The bike industry quickly turned from being an investors’ darling into a headache. What went wrong and how can the bike business attract capital now?

When the COVID-19 pandemic changed daily habits around the globe and threw a spanner into supply chains, bicycles and e-bikes were selling like hot cakes. Demand far exceeded supply, negating any discussions regarding pricing and discounts. The resulting sellers’ market led to companies reporting new record turnovers at healthy profit margins, as well as attention from consulting professionals from the likes of Deloitte. Based on a superficial analysis, they predicted the market for bicycles and e-bikes to double or triple within 10 to 15 years.
With those tempting perspectives and low interest rates, investing in the bicycle business seemed like a no-brainer in late 2021 and 2022, at least on paper.
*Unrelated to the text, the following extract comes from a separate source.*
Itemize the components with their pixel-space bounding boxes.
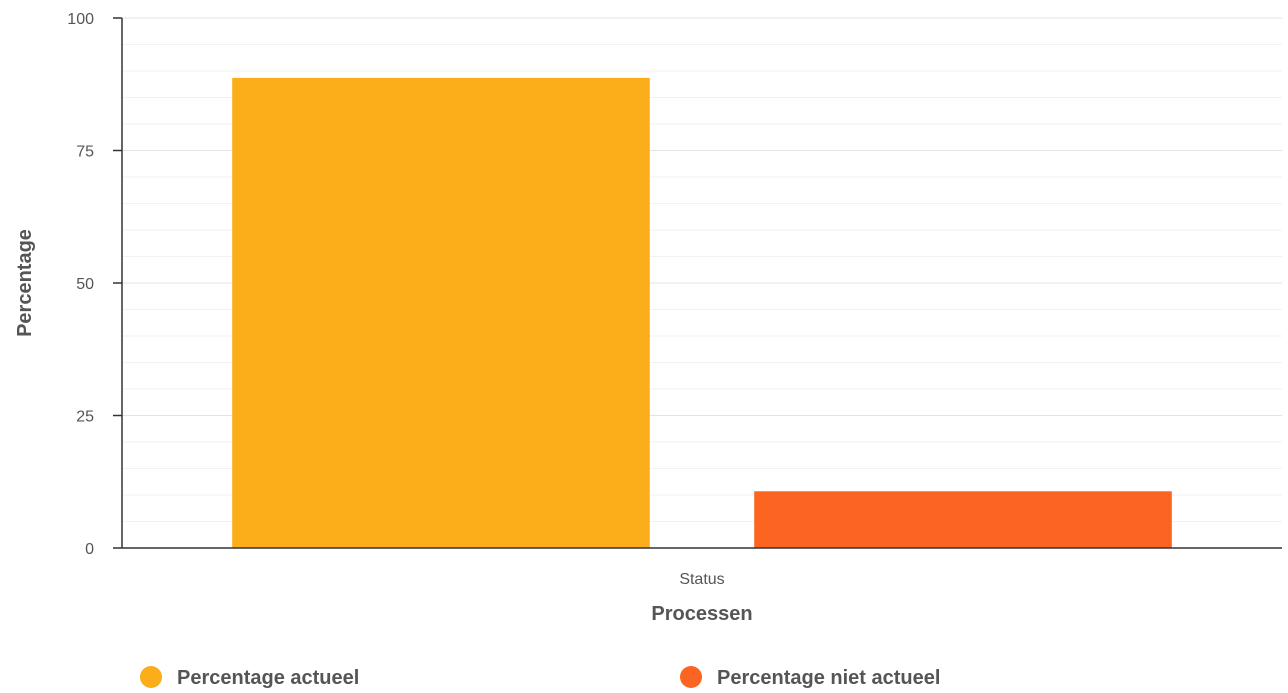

But investment firms such as Groupe Bruxelles Lambert at Canyon and KKR at Accell Group entered the bicycle business at its very peak, and thus overpaid for their share. From there, business nosedived, with profits eroding even more drastically than turnovers. For investment firms looking for short-term returns, this was the worst-case scenario, further compounded by overstock-enforced painful write-downs throughout the first half of 2025.

So where did things go wrong? According to finance expert Elisa Chiu of Anchor Asia, many investors underestimated the complexity of the bicycle industry’s supply chain, which makes it challenging for companies to respond quickly to sudden shifts in demand or to scale up rapidly. At the East Meets West x Bike Venture panel held at Eurobike 2025, she stated: “We need more thoughtful capital from angel investors, blended finance instruments, and family offices with deep sector affinity. We need investors who understand the long tail of this industry, not just the hockey stick.”
The few success stories during this time are not based on chasing quarter results and netting in fast profits. Leading Indonesian bicycle producer Insera Sena took over Marin Bikes when the brand reached rock-bottom and has since seen it rebound. Another prime example is RZC Investments, the investment tool of Walton heirs Steuart and Tom Walton, which has quietly and patiently built an impressive portfolio. Singapore-based DuTech Group also has shown cunning timing, saving first German companies Prophete and Cycling Union from administration and more recently Polish assembly specialist Sprick Rowery.
Despite recent developments, such as the “reciprocal” tariffs of the Trump Administration and volatile exchange rates, there should be a point where companies under financial strain become bargains for acquisitions and for investors who are not looking for a quick cash-in but who see the mid- to long-term potential of the bicycle business.